Grand Valley State University is among nine universities from across the country that are part of a national research coalition to address public transportation issues. Grand Valley is specifically researching ways to remanufacture, repurpose and recycle electric batteries from transit vehicles like buses.
Led by the Mineta Transportation Institute at San Jose State University, each university is concentrating on a public transportation issue. Graduate students and faculty and staff members from Grand Valley’s School of Engineering and the Michigan Alternative and Renewable Energy Center will research ways to remanufacture batteries from buses, find alternative uses to dispose of fully-used batteries, and evaluate the overall economic impact of those processes.
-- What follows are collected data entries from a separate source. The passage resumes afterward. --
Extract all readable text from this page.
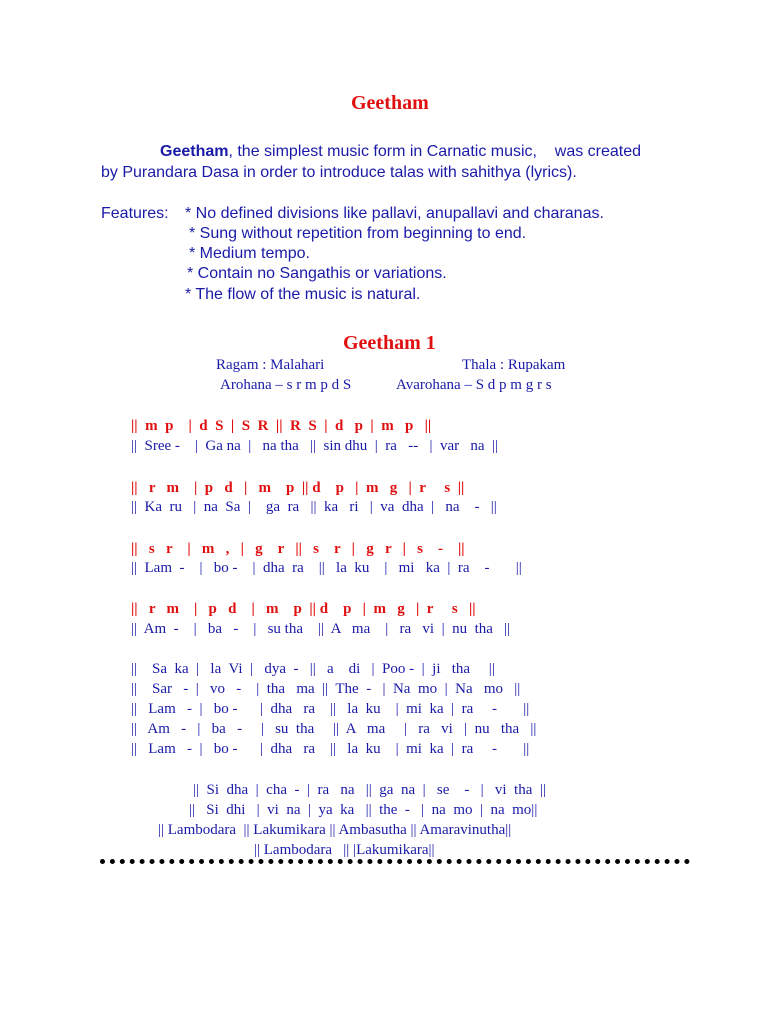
Geetham
Geetham, the simplest music form in Carnatic music,    was created
by Purandara Dasa in order to introduce talas with sahithya (lyrics).
Features: * No defined divisions like pallavi, anupallavi and charanas.
* Sung without repetition from beginning to end.
* Medium tempo.
* Contain no Sangathis or variations.
* The flow of the music is natural.
Geetham 1
Ragam : Malahari	Thala : Rupakam
Arohana – s r m p d S	Avarohana – S d p m g r s
||  m  p    |  d  S  |  S  R  ||  R  S  |  d   p  |  m   p   ||
||  Sree -    |  Ga na  |   na tha   ||  sin dhu  |  ra   --   |  var   na  ||
||   r   m    |  p   d   |   m    p  || d    p   |  m   g   |  r     s  ||
||  Ka  ru   |  na  Sa  |    ga  ra   ||  ka   ri   |  va  dha  |   na    -   ||
||   s   r    |   m   ,   |   g    r   ||   s    r   |   g   r   |   s    -    ||
||  Lam  -    |   bo -    |  dha  ra    ||   la  ku    |   mi   ka  |  ra    -       ||
||   r   m    |   p   d    |   m    p  || d    p   |  m   g   |  r     s   ||
||  Am  -    |   ba   -    |   su tha    ||  A   ma    |   ra   vi  |  nu  tha   ||
||    Sa  ka  |   la  Vi  |   dya  -   ||   a    di   |  Poo -  |  ji   tha     ||
||    Sar   -  |   vo   -    |  tha   ma  ||  The  -   |  Na  mo  |  Na   mo   ||
||   Lam   -  |   bo -      |  dha   ra    ||   la  ku    |  mi  ka  |  ra     -       ||
||   Am   -   |   ba   -     |   su  tha     ||  A   ma     |   ra   vi   |  nu   tha   ||
||   Lam   -  |   bo -      |  dha   ra    ||   la  ku    |  mi  ka  |  ra     -       ||
||  Si  dha  |  cha  -  |  ra   na   ||  ga  na  |   se    -   |   vi  tha  ||
||   Si  dhi   |  vi  na  |  ya  ka   ||  the  -   |  na  mo  |  na  mo||
|| Lambodara  || Lakumikara || Ambasutha || Amaravinutha||
|| Lambodara   || |Lakumikara||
One issue and challenge in public transit is using alternative fuels in buses, specifically batteries, and these types of issues have never been addressed in a comprehensive and integrated way before, said Charlie Standridge, assistant dean of the Padnos College of Engineering and Computing at Grand Valley. “West Michigan is a big battery area and our public transportation is increasingly run on batteries, so we decided it would be a great opportunity to get involved in this project,” he said.
The consortium’s areas of expertise include alternative fuels, safety and security, public policy, finance, workforce development, livable communities, environmental sustainability, economic competitiveness, new modes, and many other critical factors essential to sustainable mobility.
The consortium was awarded a 2-year, $3.49 million grant from the U.S. Department of Transportation in February to fund transportation research, workforce development, technology transfer and education. The National Transit Research Consortium includes Grand Valley, Rutgers University, Howard University, University of Detroit Mercy, Bowling Green State University, University of Toledo, University of Nevada, Pennsylvania State University and San Jose State University’s Mineta Transportation Institute. Click here for more information about the initiative.
Standridge said the Grand Valley group is just getting started on research and they will present their findings at conferences and in journals when they are done.